The research focus in Tacke et al. concerns the development of a model framework for intercalation batteries and the application of homogenisation methods to ultimately simplify the model to enable efficient numerical simulations of many loading cycles for describing long-time degradation effects.

The mathematical model framework for an intercalation battery, consisting of multi-phase porous electrodes, is developed on the basis of non-equilibrium thermodynamics. Special emphasis is made on thermodynamic consistency of the transport equations and their respective reaction boundary conditions by employing the same chemical potential function throughout the model. Periodic homogenisation theory is applied to derive a general set of partial differential equations (PDEs) for the porous battery cell. Spherical symmetry of the intercalation particles is further employed, as well as a one-dimensional approximation of the macro-scale. This approach yields important characteristics of an intercalation battery, such as the cell voltage as a function of the status of charge.

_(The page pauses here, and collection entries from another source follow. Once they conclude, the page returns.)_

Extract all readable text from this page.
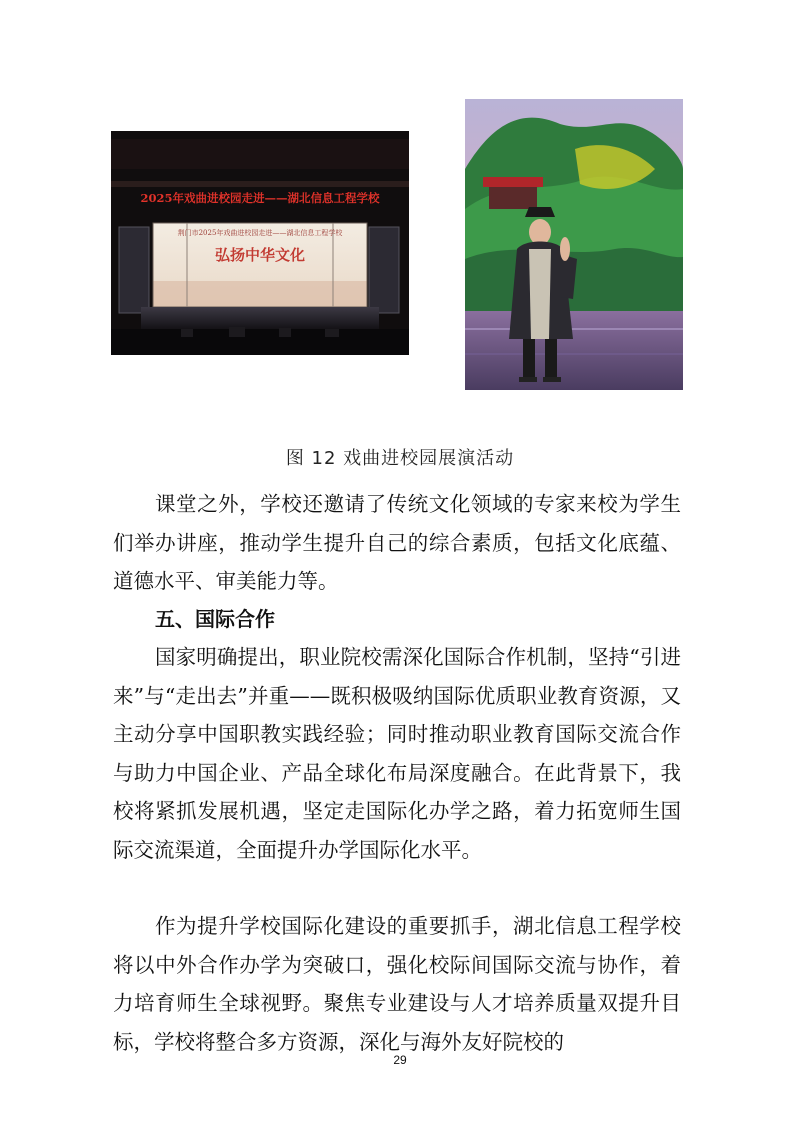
2025年戏曲进校园走进——湖北信息工程学校
荆门市2025年戏曲进校园走进——湖北信息工程学校
弘扬中华文化
图 12 戏曲进校园展演活动

课堂之外，学校还邀请了传统文化领域的专家来校为学生们举办讲座，推动学生提升自己的综合素质，包括文化底蕴、道德水平、审美能力等。

五、国际合作

国家明确提出，职业院校需深化国际合作机制，坚持“引进来”与“走出去”并重——既积极吸纳国际优质职业教育资源，又主动分享中国职教实践经验；同时推动职业教育国际交流合作与助力中国企业、产品全球化布局深度融合。在此背景下，我校将紧抓发展机遇，坚定走国际化办学之路，着力拓宽师生国际交流渠道，全面提升办学国际化水平。

作为提升学校国际化建设的重要抓手，湖北信息工程学校将以中外合作办学为突破口，强化校际间国际交流与协作，着力培育师生全球视野。聚焦专业建设与人才培养质量双提升目标，学校将整合多方资源，深化与海外友好院校的

29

Moreover, battery degradation is considered in terms of cycle number-dependent parameters. To efficiently simulate degradation effects for the electrochemical battery model, a model reduction technique, known as the reduced basis method, was used together with an empirical operator interpolation technique. In this way, capacity curves over the number of cycles that exhibit a dramatic speedup, as compared to full numerical simulations of the same implementation, were achieved.

The final contribution considers one of the most promising types of solar power plants, the so-called parabolic trough power plants, which are used on an industrial scale for long-distance transportation of electrical energy. The article by Gasser et al. presents a mathematical model of such a power plant. It consists of a network of tubes for the heat transport. While the resulting mathematical problem involves a system of nonlinearly coupled PDEs on a network and presents mathematical and numerical challenges, the authors use several simplifications that allow for the optimisation of power output for realistic network settings.

The collection of contributions clearly demonstrates the interdisciplinary nature of the field of renewable energy networks as well as the many intricate mathematical, conceptual and methodological challenges it continues to uncover. We thank all contributors for showing us the way forward and for offering highlights for future research directions.